There's an irony that the award MS gives to passionate engineers in the .Net community has been completely misunderstood by someone outside of it.

If you want to see a great example of a passionate engineer who's been awarded the MVP, go read a few Rick Strahl blog posts.

Another one was Scott Hanselman, though I believe he joined MS like 10 years ago.

They addmitedly muddy the waters by awarding the MVP to their own employees writing about their new stuff, but even they can be passionate and interesting. Scott Guthrie's time on ASP.Net is a good example.



When you join the MVP program you are an evangelist. You are briefed, you are under NDA and you start to have a very different view that the broader community. Not every MVP is like that, but while I like the content they create I see them seriously disconnected from many .NET developers and actual use cases.


This. I shouldn't have said MVPs aren't passionate engineers. But I do feel a significant side of their content is just marketing.

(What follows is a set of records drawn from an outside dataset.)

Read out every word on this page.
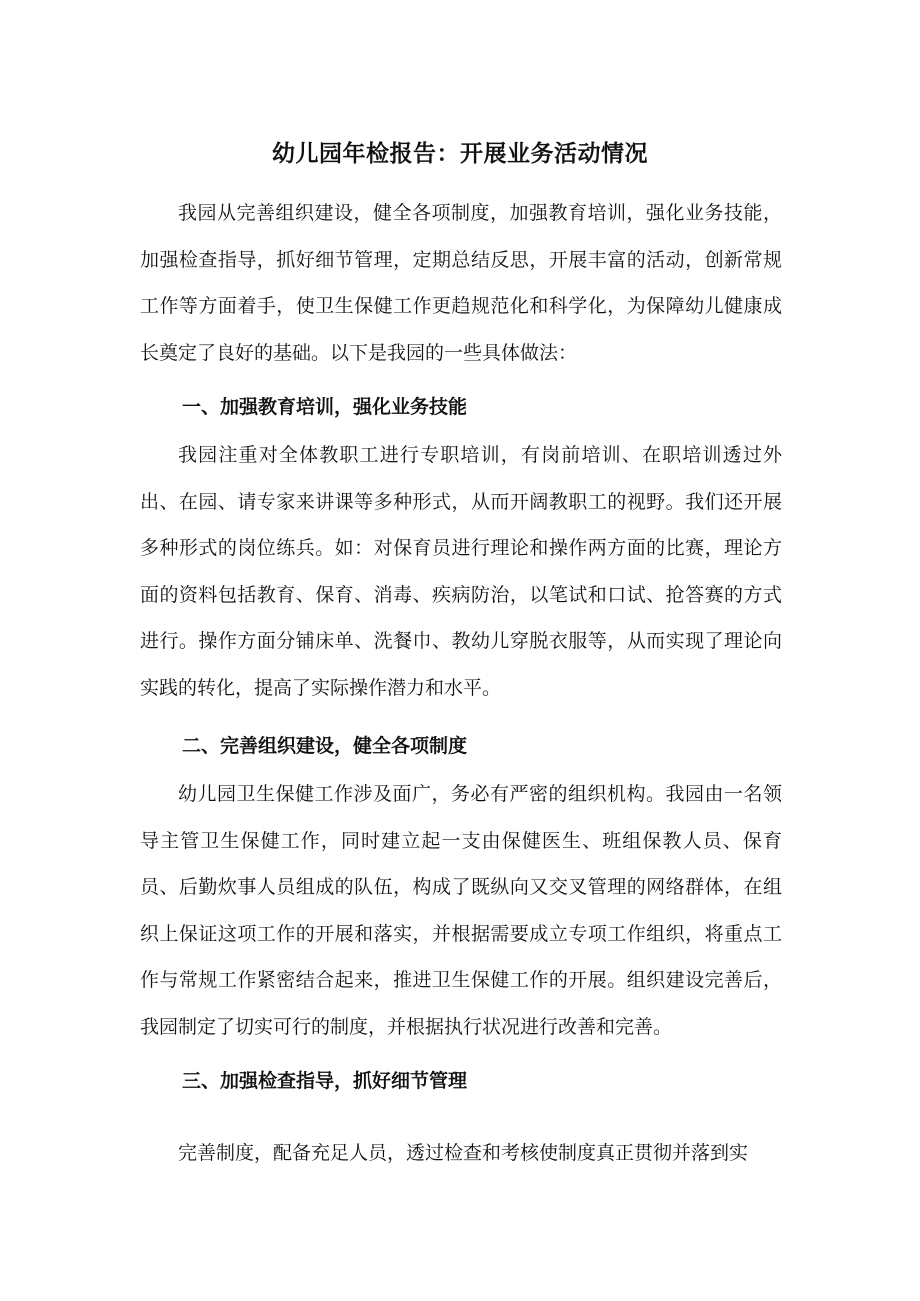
幼儿园年检报告：开展业务活动情况

我园从完善组织建设，健全各项制度，加强教育培训，强化业务技能，加强检查指导，抓好细节管理，定期总结反思，开展丰富的活动，创新常规工作等方面着手，使卫生保健工作更趋规范化和科学化，为保障幼儿健康成长奠定了良好的基础。以下是我园的一些具体做法：

一、加强教育培训，强化业务技能

我园注重对全体教职工进行专职培训，有岗前培训、在职培训透过外出、在园、请专家来讲课等多种形式，从而开阔教职工的视野。我们还开展多种形式的岗位练兵。如：对保育员进行理论和操作两方面的比赛，理论方面的资料包括教育、保育、消毒、疾病防治，以笔试和口试、抢答赛的方式进行。操作方面分铺床单、洗餐巾、教幼儿穿脱衣服等，从而实现了理论向实践的转化，提高了实际操作潜力和水平。

二、完善组织建设，健全各项制度

幼儿园卫生保健工作涉及面广，务必有严密的组织机构。我园由一名领导主管卫生保健工作，同时建立起一支由保健医生、班组保教人员、保育员、后勤炊事人员组成的队伍，构成了既纵向又交叉管理的网络群体，在组织上保证这项工作的开展和落实，并根据需要成立专项工作组织，将重点工作与常规工作紧密结合起来，推进卫生保健工作的开展。组织建设完善后，我园制定了切实可行的制度，并根据执行状况进行改善和完善。

三、加强检查指导，抓好细节管理

完善制度，配备充足人员，透过检查和考核使制度真正贯彻并落到实
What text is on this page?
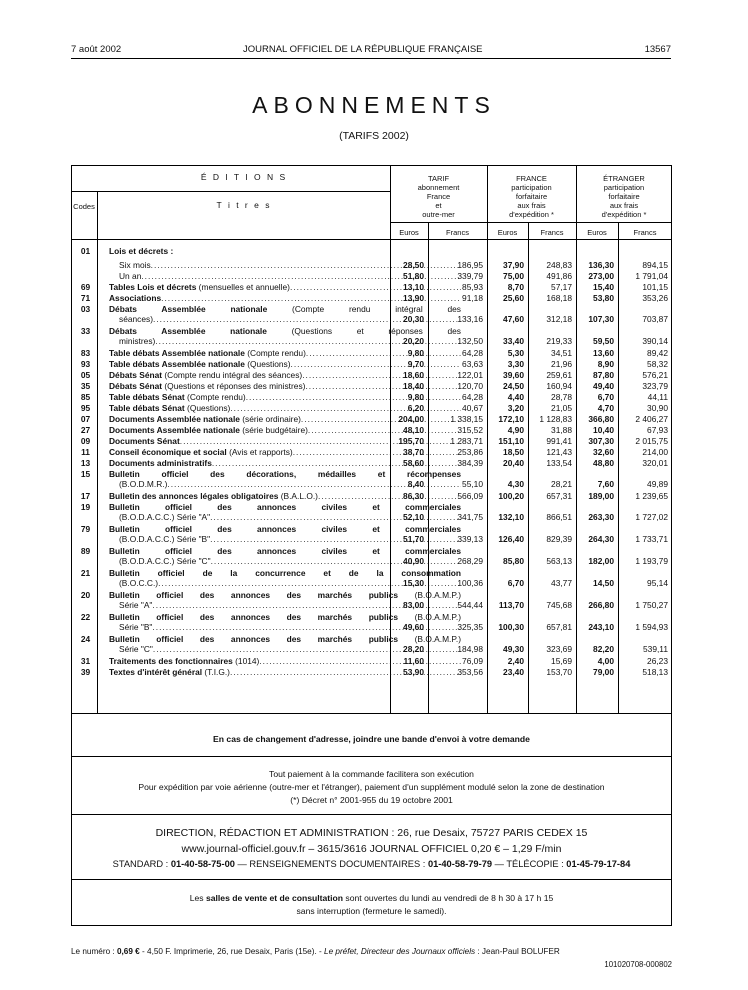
7 août 2002	JOURNAL OFFICIEL DE LA RÉPUBLIQUE FRANÇAISE	13567
ABONNEMENTS
(TARIFS 2002)
É D I T I O N S
Codes	T i t r e s
TARIF
abonnement
France
et
outre-mer
FRANCE
participation
forfaitaire
aux frais
d'expédition *
ÉTRANGER
participation
forfaitaire
aux frais
d'expédition *
Euros	Francs	Euros	Francs	Euros	Francs
01	Lois et décrets :
Six mois .....	28,50	186,95	37,90	248,83	136,30	894,15
Un an .....	51,80	339,79	75,00	491,86	273,00	1 791,04
69	Tables Lois et décrets (mensuelles et annuelle) .....	13,10	85,93	8,70	57,17	15,40	101,15
71	Associations .....	13,90	91,18	25,60	168,18	53,80	353,26
03	Débats Assemblée nationale (Compte rendu intégral des
séances) .....	20,30	133,16	47,60	312,18	107,30	703,87
33	Débats Assemblée nationale (Questions et réponses des
ministres) .....	20,20	132,50	33,40	219,33	59,50	390,14
83	Table débats Assemblée nationale (Compte rendu) .....	9,80	64,28	5,30	34,51	13,60	89,42
93	Table débats Assemblée nationale (Questions) .....	9,70	63,63	3,30	21,96	8,90	58,32
05	Débats Sénat (Compte rendu intégral des séances) .....	18,60	122,01	39,60	259,61	87,80	576,21
35	Débats Sénat (Questions et réponses des ministres) .....	18,40	120,70	24,50	160,94	49,40	323,79
85	Table débats Sénat (Compte rendu) .....	9,80	64,28	4,40	28,78	6,70	44,11
95	Table débats Sénat (Questions) .....	6,20	40,67	3,20	21,05	4,70	30,90
07	Documents Assemblée nationale (série ordinaire) .....	204,00	1 338,15	172,10	1 128,83	366,80	2 406,27
27	Documents Assemblée nationale (série budgétaire) .....	48,10	315,52	4,90	31,88	10,40	67,93
09	Documents Sénat .....	195,70	1 283,71	151,10	991,41	307,30	2 015,75
11	Conseil économique et social (Avis et rapports) .....	38,70	253,86	18,50	121,43	32,60	214,00
13	Documents administratifs .....	58,60	384,39	20,40	133,54	48,80	320,01
15	Bulletin officiel des décorations, médailles et récompenses
(B.O.D.M.R.) .....	8,40	55,10	4,30	28,21	7,60	49,89
17	Bulletin des annonces légales obligatoires (B.A.L.O.) .....	86,30	566,09	100,20	657,31	189,00	1 239,65
19	Bulletin officiel des annonces civiles et commerciales
(B.O.D.A.C.C.) Série "A" .....	52,10	341,75	132,10	866,51	263,30	1 727,02
79	Bulletin officiel des annonces civiles et commerciales
(B.O.D.A.C.C.) Série "B" .....	51,70	339,13	126,40	829,39	264,30	1 733,71
89	Bulletin officiel des annonces civiles et commerciales
(B.O.D.A.C.C.) Série "C" .....	40,90	268,29	85,80	563,13	182,00	1 193,79
21	Bulletin officiel de la concurrence et de la consommation
(B.O.C.C.) .....	15,30	100,36	6,70	43,77	14,50	95,14
20	Bulletin officiel des annonces des marchés publics (B.O.A.M.P.)
Série "A" .....	83,00	544,44	113,70	745,68	266,80	1 750,27
22	Bulletin officiel des annonces des marchés publics (B.O.A.M.P.)
Série "B" .....	49,60	325,35	100,30	657,81	243,10	1 594,93
24	Bulletin officiel des annonces des marchés publics (B.O.A.M.P.)
Série "C" .....	28,20	184,98	49,30	323,69	82,20	539,11
31	Traitements des fonctionnaires (1014) .....	11,60	76,09	2,40	15,69	4,00	26,23
39	Textes d'intérêt général (T.I.G.) .....	53,90	353,56	23,40	153,70	79,00	518,13
En cas de changement d'adresse, joindre une bande d'envoi à votre demande
Tout paiement à la commande facilitera son exécution
Pour expédition par voie aérienne (outre-mer et l'étranger), paiement d'un supplément modulé selon la zone de destination
(*) Décret n° 2001-955 du 19 octobre 2001
DIRECTION, RÉDACTION ET ADMINISTRATION : 26, rue Desaix, 75727 PARIS CEDEX 15
www.journal-officiel.gouv.fr – 3615/3616 JOURNAL OFFICIEL 0,20 € – 1,29 F/min
STANDARD : 01-40-58-75-00 — RENSEIGNEMENTS DOCUMENTAIRES : 01-40-58-79-79 — TÉLÉCOPIE : 01-45-79-17-84
Les salles de vente et de consultation sont ouvertes du lundi au vendredi de 8 h 30 à 17 h 15
sans interruption (fermeture le samedi).
Le numéro : 0,69 € - 4,50 F. Imprimerie, 26, rue Desaix, Paris (15e). - Le préfet, Directeur des Journaux officiels : Jean-Paul BOLUFER
101020708-000802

I think that is because product teams at Microsoft more or less expect MVPs to function as evangelist of the things they want to communicate marketing-wise. Originally the program started as recognizing community leaders/technical experts in specific MS technologies, but I feel things got hijacked somewhat along the way. Teams see MVPs as credible voices towards their audience so naturally the tempatation to use them as marketing voice is there.

Add to that the fact that MVPs themselves are passionate about those MS technologies so they for most part do want to repeat marketing line.

I used to be MS MVP, not for developer tech but for it pro side of things, and definitely saw these ”asks” in the messaging the product team did towards us from time to time.